Good Gathering
Any significant undertaking requires groups of people to work together. But despite the importance of group sessions, most organizations have a limited palette of things people do when they’re in the same room together: presentations, discussion, brainstorming, status reports. The way we conduct group sessions often reinforces and repeats established patterns of thought and conversation. We feel trapped in meetings, audience members disengage, expertise remains in isolated pools, and projects yield little surprise.
In this seminar, Marc Rettig opens the door to a new world of methods, frameworks, and practices that create new possibilities and expand the set of potential outcomes for group sessions. Through examples, project stories, frameworks, and a wee bit of theory, you’ll learn several methods you can try right away and get pointed to resources for continued learning.
Gain a fresh perspective on the potential for group sessions
- Learn the five microstructures that make up all group sessions
- Look at group conversation through the lens of basic dialogue theory—“the fork in the road”
- See how our typical group methods cover only a small part of what’s possible
Learn the building blocks of great group sessions
- Get methods for using group size as a “material”

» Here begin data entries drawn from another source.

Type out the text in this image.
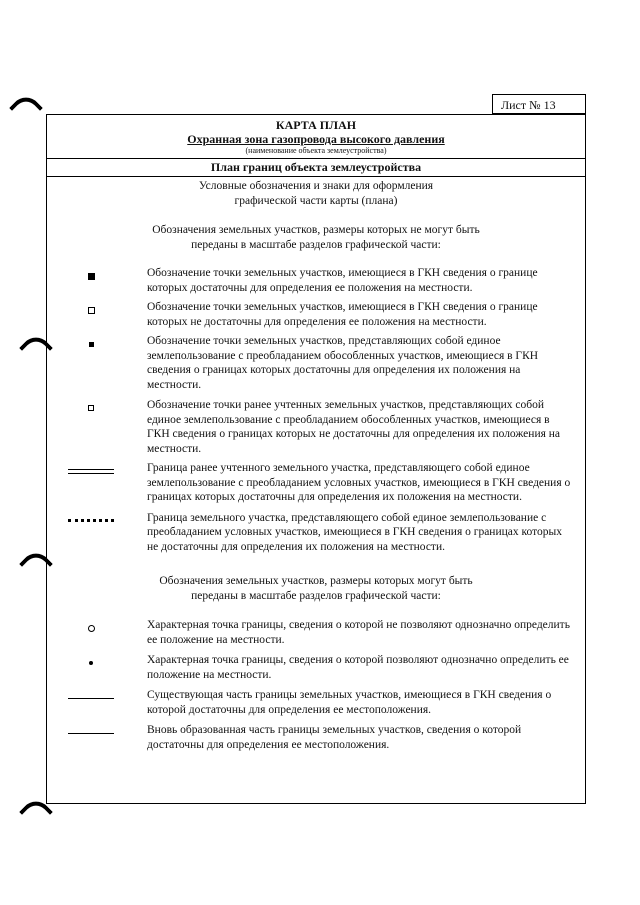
Лист № 13
КАРТА ПЛАН
Охранная зона газопровода высокого давления
(наименование объекта землеустройства)
План границ объекта землеустройства
Условные обозначения и знаки для оформления
графической части карты (плана)
Обозначения земельных участков, размеры которых не могут быть
переданы в масштабе разделов графической части:
Обозначение точки земельных участков, имеющиеся в ГКН сведения о границе которых достаточны для определения ее положения на местности.
Обозначение точки земельных участков, имеющиеся в ГКН сведения о границе которых не достаточны для определения ее положения на местности.
Обозначение точки земельных участков, представляющих собой единое землепользование с преобладанием обособленных участков, имеющиеся в ГКН сведения о границах которых достаточны для определения их положения на местности.
Обозначение точки ранее учтенных земельных участков, представляющих собой единое землепользование с преобладанием обособленных участков, имеющиеся в ГКН сведения о границах которых не достаточны для определения их положения на местности.
Граница ранее учтенного земельного участка, представляющего собой единое землепользование с преобладанием условных участков, имеющиеся в ГКН сведения о границах которых достаточны для определения их положения на местности.
Граница земельного участка, представляющего собой единое землепользование с преобладанием условных участков, имеющиеся в ГКН сведения о границах которых не достаточны для определения их положения на местности.
Обозначения земельных участков, размеры которых могут быть
переданы в масштабе разделов графической части:
Характерная точка границы, сведения о которой не позволяют однозначно определить ее положение на местности.
Характерная точка границы, сведения о которой позволяют однозначно определить ее положение на местности.
Существующая часть границы земельных участков, имеющиеся в ГКН сведения о которой достаточны для определения ее местоположения.
Вновь образованная часть границы земельных участков, сведения о которой достаточны для определения ее местоположения.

- See how getting out of your chair can help—and doesn’t have to be weird
- Discover ways to level power and engage all voices
Learn seven nearly facilitation-free methods
- Get activities that quickly turn a collection of individuals into a working group
- Learn a way to help people see one another across differences, silos, and labels
- Learn simple activities that encourage any conversation to go deeper
If you or members of your team run workshops, present plans and reports, or gather people to work in meetings and workshops, you’ll gain new perspectives and practical methods from this seminar. If your work depends on collaboration, sponsorship, and participation from people outside your team, you’ll come away with fresh ideas for what can happen when people get together.